Where did you go to school? What was your major?
I went to the University of Notre Dame. I majored in French and minored in European Studies. Naturally I never imagined I would be working at a place like Della, though I never knew anything like Della existed. Now I can safely say we were meant to be.
How did dorm and college life prepare you for living in Ghana?
When deadlines come, it’s like finals week. Sometimes it lasts quite a bit longer than your average end of semester freak out, though we manage it!
How did you become part of the Della team?
I first heard about Della while teaching English on an island east of Madagascar. My roommate heard about the job from a manager who was about to leave Della. Knowing my hobbies and interests, she recommended I apply for the position. I did and haven’t looked back.

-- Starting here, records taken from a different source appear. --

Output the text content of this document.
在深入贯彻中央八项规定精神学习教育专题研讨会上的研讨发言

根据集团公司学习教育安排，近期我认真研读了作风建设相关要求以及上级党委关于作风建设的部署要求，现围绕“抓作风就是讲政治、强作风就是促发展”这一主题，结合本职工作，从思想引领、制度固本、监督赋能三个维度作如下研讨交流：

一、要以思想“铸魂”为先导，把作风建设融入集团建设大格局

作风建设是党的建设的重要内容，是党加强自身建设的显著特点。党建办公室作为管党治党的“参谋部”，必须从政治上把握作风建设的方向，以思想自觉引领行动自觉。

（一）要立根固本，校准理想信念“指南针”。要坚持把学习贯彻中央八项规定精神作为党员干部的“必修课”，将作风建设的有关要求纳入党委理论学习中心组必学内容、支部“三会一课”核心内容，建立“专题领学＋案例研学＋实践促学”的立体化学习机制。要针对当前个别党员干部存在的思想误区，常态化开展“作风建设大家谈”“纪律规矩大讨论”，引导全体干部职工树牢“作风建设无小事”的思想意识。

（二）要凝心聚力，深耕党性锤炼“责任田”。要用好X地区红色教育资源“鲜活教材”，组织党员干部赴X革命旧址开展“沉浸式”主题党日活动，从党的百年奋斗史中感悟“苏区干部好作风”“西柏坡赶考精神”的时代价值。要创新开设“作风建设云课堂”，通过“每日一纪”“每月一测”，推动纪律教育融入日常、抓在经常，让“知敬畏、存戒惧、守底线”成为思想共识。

What is your favorite Della product?
Definitely the bralette. I love that every square inch of the piece was touched by at least 60 hands. They were a labor of love, from the actual making of the batik cloth and the cutting, pinning, and sewing to the adjusters, buttons and button holes. To wear one is an absolute treat. Although I wear it here with a knee-length high-waisted white skirt, I can’t wait to go back to the US and wear it with some high-waisted jean shorts. Those don’t fly here because in Ghana we do not show thigh!
What’s your favorite place in Ghana?
Ghana is scorching hot, so I love to be near the ocean. There is a beautiful area where Lake Volta meets the sea and you need a boat to go anywhere. On a recent trip, a friend and I had to put his motorcycle in a canoe to get to our hotel called Meet Me There. It was well worth the hassle, with a diving platform off the restaurant into a lagoon, a five dollar a night beach hut and a wild ocean front, free of tourists.
What’s a typical day like for you in Hohoe?
A typical day involves a lot of walking/running/biking around town, various Della-related people coming to me to tell me anything from we lost a screw to there’s a goat in the office, and I brief the women on the day’s expectations after greeting them all and answer any questions they might have about anything.
What’s your favorite Ghanaian dish?
When I came, my diet consisted of mangos, popcorn, random sautéed vegetables and “red red”, which is a mixture of black-eyed peas, cabbage, ground up cassava, palm nut oil and fried plantains. Everything I ate was free of fish and not spicy at all. Now, I go out to restaurants with a plethora of international food choices and end up ordering something Ghanaian off of the menu. I order my salads with sardines now, and my rice with extra spicy sauce. I find that I enjoy the food more and more with time, although I do wish I had a bag of Cheetos and some Greek yogurt right now…
Would you recommend traveling and working abroad?
Certainly. I’ve traveled and worked abroad in three different countries, and each one has shaped me in different ways. They were perfect stepping stones to Ghana, and I only hope there will be another one. I’m generally a pretty easy-going person, and it might be because of that. Ghana has definitely presented a fair share of challenges, but I’ve never felt that I couldn’t tackle them head-on. Maybe it’s because I know climbing to the summit of Piton des Neiges was a lot more difficult?